Le cadre économique et juridique est au contraire plus formalisé dans les pays  industrialisés. En outre, il existe en France un système de protection sociale qui assure un minimum de revenu. Nos clients ne sont donc pas  dans une démarche de survie, comme ce peut être le cas dans les pays du Sud, mais plus dans une logique entrepreneuriale.

Après une période « d’angélisme », le microcrédit a fait face à de nombreuses critiques. Comment avez-vous réagi face à ce revirement?

Tout d’abord, l’Adie n’a jamais survendu le microcrédit avec des objectifs irréalistes. Ensuite, en tant que structure bénéficiant de fonds public, nous avons toujours eu à cœur de justifier notre efficacité via différentes évaluations. Nous avons ainsi défini un score d’exclusion sociale et financière qui mesure, via une douzaine de critères, le niveau d’exclusion de nos clients.

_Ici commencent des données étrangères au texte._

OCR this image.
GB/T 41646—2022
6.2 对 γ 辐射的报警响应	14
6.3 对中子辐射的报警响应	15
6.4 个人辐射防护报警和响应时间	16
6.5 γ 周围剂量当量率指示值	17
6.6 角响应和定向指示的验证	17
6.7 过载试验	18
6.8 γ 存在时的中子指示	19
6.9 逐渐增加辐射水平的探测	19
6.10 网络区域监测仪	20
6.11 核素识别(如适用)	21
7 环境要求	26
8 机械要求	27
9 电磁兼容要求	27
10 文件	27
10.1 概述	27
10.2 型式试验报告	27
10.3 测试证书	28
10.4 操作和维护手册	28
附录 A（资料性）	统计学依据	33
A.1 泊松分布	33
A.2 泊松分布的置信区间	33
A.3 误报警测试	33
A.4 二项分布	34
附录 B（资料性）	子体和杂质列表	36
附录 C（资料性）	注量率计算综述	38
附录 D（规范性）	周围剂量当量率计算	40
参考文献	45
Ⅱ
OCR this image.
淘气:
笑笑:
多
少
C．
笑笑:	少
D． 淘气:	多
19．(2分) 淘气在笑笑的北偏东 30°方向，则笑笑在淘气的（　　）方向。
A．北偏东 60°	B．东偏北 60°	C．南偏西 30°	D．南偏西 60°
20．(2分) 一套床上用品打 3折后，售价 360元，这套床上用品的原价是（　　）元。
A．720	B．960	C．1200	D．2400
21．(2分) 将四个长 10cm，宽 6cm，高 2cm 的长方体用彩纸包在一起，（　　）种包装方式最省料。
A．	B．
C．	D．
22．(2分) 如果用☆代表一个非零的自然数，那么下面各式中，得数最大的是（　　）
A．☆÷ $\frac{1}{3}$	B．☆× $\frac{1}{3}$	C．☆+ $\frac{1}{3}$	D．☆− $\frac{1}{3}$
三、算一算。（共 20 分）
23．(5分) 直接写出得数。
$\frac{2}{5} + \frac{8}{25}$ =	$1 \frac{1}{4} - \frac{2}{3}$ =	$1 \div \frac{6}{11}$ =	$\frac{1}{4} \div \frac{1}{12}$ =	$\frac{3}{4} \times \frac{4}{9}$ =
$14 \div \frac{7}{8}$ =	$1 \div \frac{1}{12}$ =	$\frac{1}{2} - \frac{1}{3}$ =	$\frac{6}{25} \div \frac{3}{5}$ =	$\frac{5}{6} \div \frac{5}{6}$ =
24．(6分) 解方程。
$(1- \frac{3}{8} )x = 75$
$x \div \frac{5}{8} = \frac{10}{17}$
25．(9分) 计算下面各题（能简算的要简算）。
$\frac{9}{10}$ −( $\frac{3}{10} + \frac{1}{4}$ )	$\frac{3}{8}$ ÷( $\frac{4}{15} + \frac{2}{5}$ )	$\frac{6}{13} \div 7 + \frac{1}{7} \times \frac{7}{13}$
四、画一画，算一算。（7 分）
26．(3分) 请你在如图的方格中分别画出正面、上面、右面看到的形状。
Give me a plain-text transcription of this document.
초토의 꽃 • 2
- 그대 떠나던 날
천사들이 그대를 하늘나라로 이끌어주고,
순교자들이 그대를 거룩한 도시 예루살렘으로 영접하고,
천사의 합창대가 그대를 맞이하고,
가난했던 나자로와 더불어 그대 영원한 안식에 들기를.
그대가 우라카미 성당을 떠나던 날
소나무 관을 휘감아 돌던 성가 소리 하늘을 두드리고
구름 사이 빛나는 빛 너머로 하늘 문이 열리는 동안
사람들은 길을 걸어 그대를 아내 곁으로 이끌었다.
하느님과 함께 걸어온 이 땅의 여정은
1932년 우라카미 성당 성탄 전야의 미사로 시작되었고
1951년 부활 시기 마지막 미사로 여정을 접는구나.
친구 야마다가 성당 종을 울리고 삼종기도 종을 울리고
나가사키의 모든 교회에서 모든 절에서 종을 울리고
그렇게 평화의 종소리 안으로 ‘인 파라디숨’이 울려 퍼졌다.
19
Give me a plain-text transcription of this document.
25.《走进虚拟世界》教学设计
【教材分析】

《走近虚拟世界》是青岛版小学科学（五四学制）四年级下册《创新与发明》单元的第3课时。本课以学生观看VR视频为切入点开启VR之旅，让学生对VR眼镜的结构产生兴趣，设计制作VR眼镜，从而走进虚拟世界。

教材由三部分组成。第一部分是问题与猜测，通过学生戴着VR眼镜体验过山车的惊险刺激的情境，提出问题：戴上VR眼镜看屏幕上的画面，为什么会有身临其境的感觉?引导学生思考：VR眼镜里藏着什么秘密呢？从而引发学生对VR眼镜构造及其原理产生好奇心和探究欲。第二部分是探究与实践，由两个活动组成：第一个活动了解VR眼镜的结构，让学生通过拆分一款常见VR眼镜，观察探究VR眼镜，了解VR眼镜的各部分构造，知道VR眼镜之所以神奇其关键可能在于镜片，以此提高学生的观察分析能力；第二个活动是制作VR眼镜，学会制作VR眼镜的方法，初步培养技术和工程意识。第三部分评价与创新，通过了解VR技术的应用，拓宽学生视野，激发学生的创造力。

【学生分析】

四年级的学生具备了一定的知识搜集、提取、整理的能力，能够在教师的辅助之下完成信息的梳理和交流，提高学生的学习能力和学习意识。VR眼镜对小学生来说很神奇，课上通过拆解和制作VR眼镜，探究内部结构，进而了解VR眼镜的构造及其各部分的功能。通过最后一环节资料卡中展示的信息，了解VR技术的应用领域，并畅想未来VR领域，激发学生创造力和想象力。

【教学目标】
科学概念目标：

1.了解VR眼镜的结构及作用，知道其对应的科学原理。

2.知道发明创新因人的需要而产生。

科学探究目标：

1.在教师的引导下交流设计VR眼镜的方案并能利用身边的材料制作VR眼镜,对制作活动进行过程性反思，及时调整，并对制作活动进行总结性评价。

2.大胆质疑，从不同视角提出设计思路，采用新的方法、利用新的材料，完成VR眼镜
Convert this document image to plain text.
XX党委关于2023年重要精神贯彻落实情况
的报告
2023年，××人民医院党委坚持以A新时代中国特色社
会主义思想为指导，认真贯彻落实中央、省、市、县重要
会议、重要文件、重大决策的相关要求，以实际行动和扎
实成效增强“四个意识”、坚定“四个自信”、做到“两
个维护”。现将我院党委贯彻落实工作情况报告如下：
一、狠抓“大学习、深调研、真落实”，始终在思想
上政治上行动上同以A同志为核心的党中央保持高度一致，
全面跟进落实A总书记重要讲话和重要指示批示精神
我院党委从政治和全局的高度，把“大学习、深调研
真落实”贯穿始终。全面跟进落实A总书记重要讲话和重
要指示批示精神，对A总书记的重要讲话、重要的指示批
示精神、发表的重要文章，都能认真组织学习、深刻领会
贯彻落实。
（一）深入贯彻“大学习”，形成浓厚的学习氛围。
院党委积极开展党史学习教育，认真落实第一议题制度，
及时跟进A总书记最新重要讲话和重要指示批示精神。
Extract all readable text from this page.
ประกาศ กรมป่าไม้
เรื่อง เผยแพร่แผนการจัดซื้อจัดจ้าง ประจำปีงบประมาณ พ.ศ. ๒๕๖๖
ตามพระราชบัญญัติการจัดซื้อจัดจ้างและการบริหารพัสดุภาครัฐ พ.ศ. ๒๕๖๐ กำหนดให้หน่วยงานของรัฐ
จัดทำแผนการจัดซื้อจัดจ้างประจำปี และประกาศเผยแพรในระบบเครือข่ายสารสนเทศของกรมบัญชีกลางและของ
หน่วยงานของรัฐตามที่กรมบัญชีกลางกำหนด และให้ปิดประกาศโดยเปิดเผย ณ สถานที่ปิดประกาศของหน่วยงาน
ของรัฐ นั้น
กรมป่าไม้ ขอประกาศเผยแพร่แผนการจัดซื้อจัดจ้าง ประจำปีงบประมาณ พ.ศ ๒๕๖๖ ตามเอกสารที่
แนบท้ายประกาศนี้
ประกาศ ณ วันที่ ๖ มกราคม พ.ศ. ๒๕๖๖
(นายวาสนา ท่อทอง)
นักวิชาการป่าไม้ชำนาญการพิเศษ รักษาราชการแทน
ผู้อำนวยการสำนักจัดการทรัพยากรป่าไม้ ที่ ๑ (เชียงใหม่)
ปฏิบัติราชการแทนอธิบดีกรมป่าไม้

Grâce à cet indicateur, nous pouvons vérifier que nous touchons notre public cible à savoir les personnes en difficulté. Enfin, tous les trois ans, nous réalisons une étude d’impact afin de mesurer le taux de pérennité des entreprises, le chiffre d’affaires moyen, ou encore les créations d’emploi. Ces données nous permettent d’ajuster notre offre afin de mieux accompagner nos clients.

Concrètement, quelles sont les dernières évolutions mises en place ?

Notre prochain objectif est d’accroître le chiffre d’affaires moyen des entreprises soutenues par l’Adie, qui était en 2013 de 32 300€. Pour cela, nous souhaitons développer notre accompagnement sur deux axes : le développement commercial et la gestion des coûts (relations fournisseurs, optimisation des coûts, etc). En parallèle, nous étudions également la création de services en ligne avec une offre d’e-learning.

L’Adie propose également des produits de micro assurance. Comment est née cette offre ?

Elle s’inscrit dans notre volonté d’accroître l’impact de nos actions. Nos clients ont besoin de sécuriser leur activité. Or, soit ils ne disposent d’aucune assurance soit ils ont des garanties surdimensionnées par rapport à la taille de leur entreprise.

Nous avons donc élaboré, en partenariat avec Axa et la Macif, des offres adaptées aux micros entreprises à un coût plus accessible que les produits standards du marché. L’objectif n’est pas de créer une source supplémentaire pour l’Adie mais de proposer un business model pérenne pour les assureurs.